The SFI, students’ wing of the CPM, has taken a surprise beating from two other students’ unions — the All-India Democratic Students’ Organisation (AIDSO) and the Progressive Democratic Students’ Federation (PDSF) — in the polls to the electoral college that will select representatives to JU’s university court and executive council.
The polls, which took place on Thursday, saw the SFI managing to get 70 students in, but the AIDSO and the PDSF together succeeded in getting the electoral college packed with nearly 100 members.
The elections are crucial because this electoral college sends students’ representatives to the two bodies — court and executive council — that ratify every important decision, ranging from the appointment of a teacher to the go-ahead for an increase in fees, that the university takes.
Students have six seats reserved for them in the university court and the executive council has two representatives from the students’ community. The numbers game suggests that all eight seats are now likely to be bagged by students affiliated to the AIDSO and the PDSF.
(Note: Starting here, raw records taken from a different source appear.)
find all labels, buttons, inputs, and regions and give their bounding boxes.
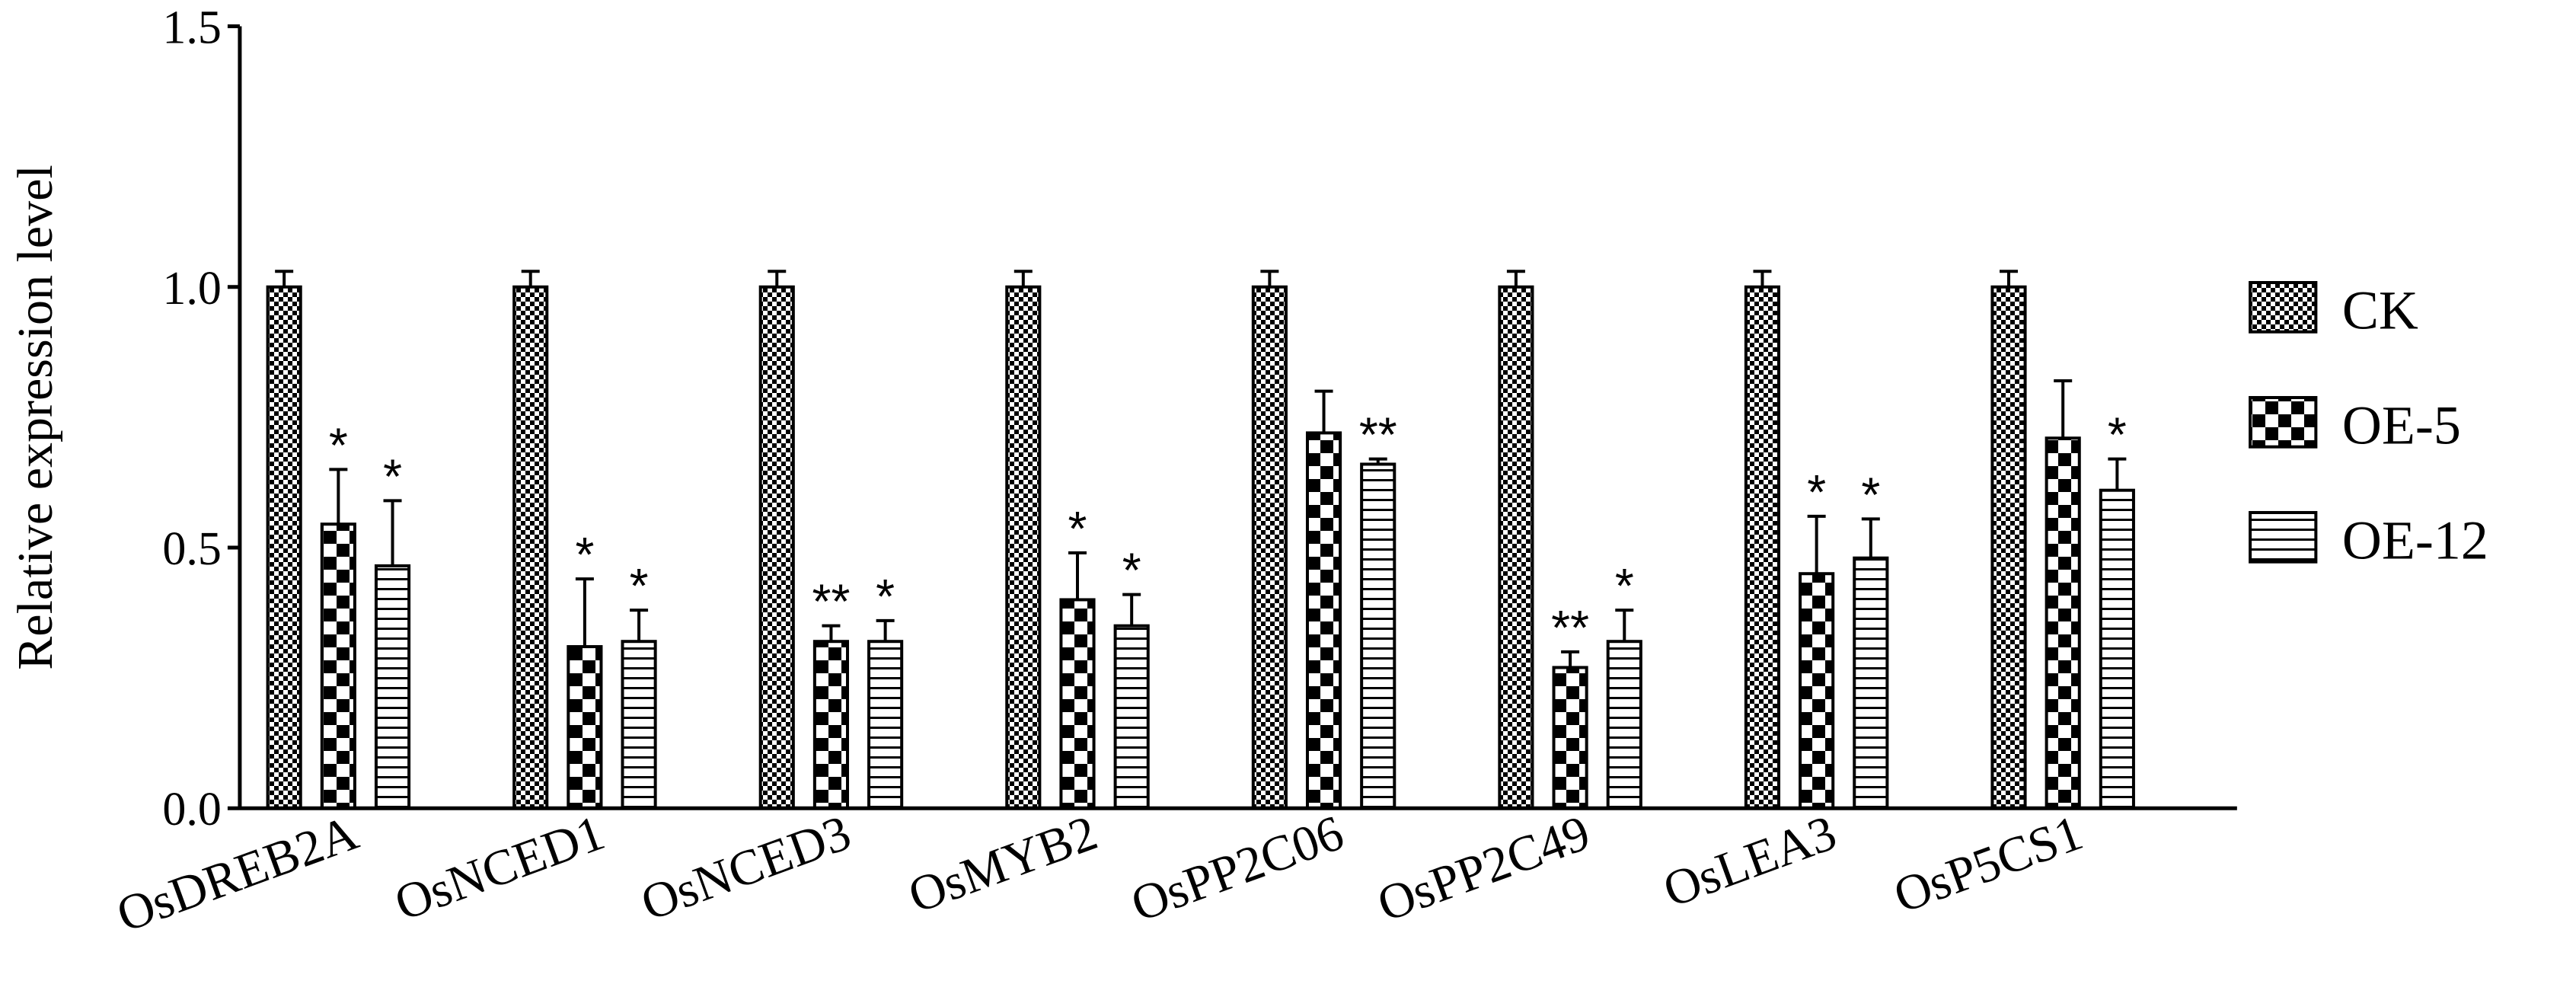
x-tick-label: OsMYB2 — [902, 805, 1104, 924]
x-tick-label: OsPP2C06 — [1124, 805, 1350, 933]
bar — [1059, 598, 1096, 810]
bar — [567, 645, 603, 810]
bar — [512, 285, 549, 810]
legend-label: OE-5 — [2342, 395, 2461, 455]
y-tick-label: 0.5 — [162, 523, 222, 575]
legend-label: OE-12 — [2342, 510, 2488, 570]
significance: ** — [812, 574, 851, 629]
bar — [758, 285, 795, 810]
x-tick-label: OsNCED3 — [634, 805, 858, 931]
bar — [374, 564, 411, 810]
x-tick-label: OsP5CS1 — [1887, 805, 2089, 924]
significance: ** — [1359, 407, 1397, 462]
x-tick-label: OsPP2C49 — [1371, 805, 1597, 933]
x-tick-label: OsDREB2A — [110, 805, 365, 944]
significance: * — [630, 558, 649, 613]
bar — [1305, 431, 1342, 810]
significance: * — [876, 569, 895, 624]
bar — [812, 640, 850, 810]
significance: * — [2108, 407, 2127, 462]
bar — [2045, 436, 2081, 810]
bar — [1799, 572, 1835, 810]
significance: ** — [1551, 600, 1589, 655]
bar — [1990, 285, 2027, 810]
bar — [1606, 640, 1642, 810]
significance: * — [1068, 501, 1087, 556]
significance: * — [1122, 543, 1141, 598]
x-tick-label: OsLEA3 — [1656, 805, 1843, 919]
legend-label: CK — [2342, 280, 2418, 340]
bar — [1360, 462, 1397, 810]
significance: * — [1807, 465, 1826, 519]
bar — [2099, 488, 2135, 810]
x-tick-label: OsNCED1 — [388, 805, 611, 931]
bar — [621, 640, 657, 810]
bar — [266, 285, 302, 810]
significance: * — [1861, 467, 1880, 522]
bar — [1005, 285, 1042, 810]
bar — [867, 640, 904, 810]
significance: * — [575, 527, 594, 582]
legend-swatch — [2249, 395, 2318, 449]
significance: * — [1615, 558, 1634, 613]
y-tick-label: 1.5 — [162, 2, 222, 54]
bar — [1251, 285, 1288, 810]
y-axis-label: Relative expression level — [8, 165, 63, 669]
bar — [1744, 285, 1781, 810]
y-tick-label: 0.0 — [162, 784, 222, 835]
significance: * — [383, 449, 402, 503]
y-tick-label: 1.0 — [162, 263, 222, 315]
legend-swatch — [2249, 281, 2318, 334]
bar — [1853, 556, 1889, 810]
bar — [1113, 624, 1150, 810]
significance: * — [329, 417, 348, 472]
bar — [1498, 285, 1534, 810]
bar — [1552, 666, 1588, 810]
legend-swatch — [2249, 510, 2318, 564]
bar — [320, 522, 356, 810]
This, admit senior campus officials, may make it difficult for the university to push through many decisions, particularly because most key decisions — on issues like fee-hike and privatisation — have been opposed by the two organisations.
Though both the court and the council are still packed with CPM sympathisers, officials admit that it will be “unseemly and difficult” to implement decisions in the face of sustained opposition from students’ representatives.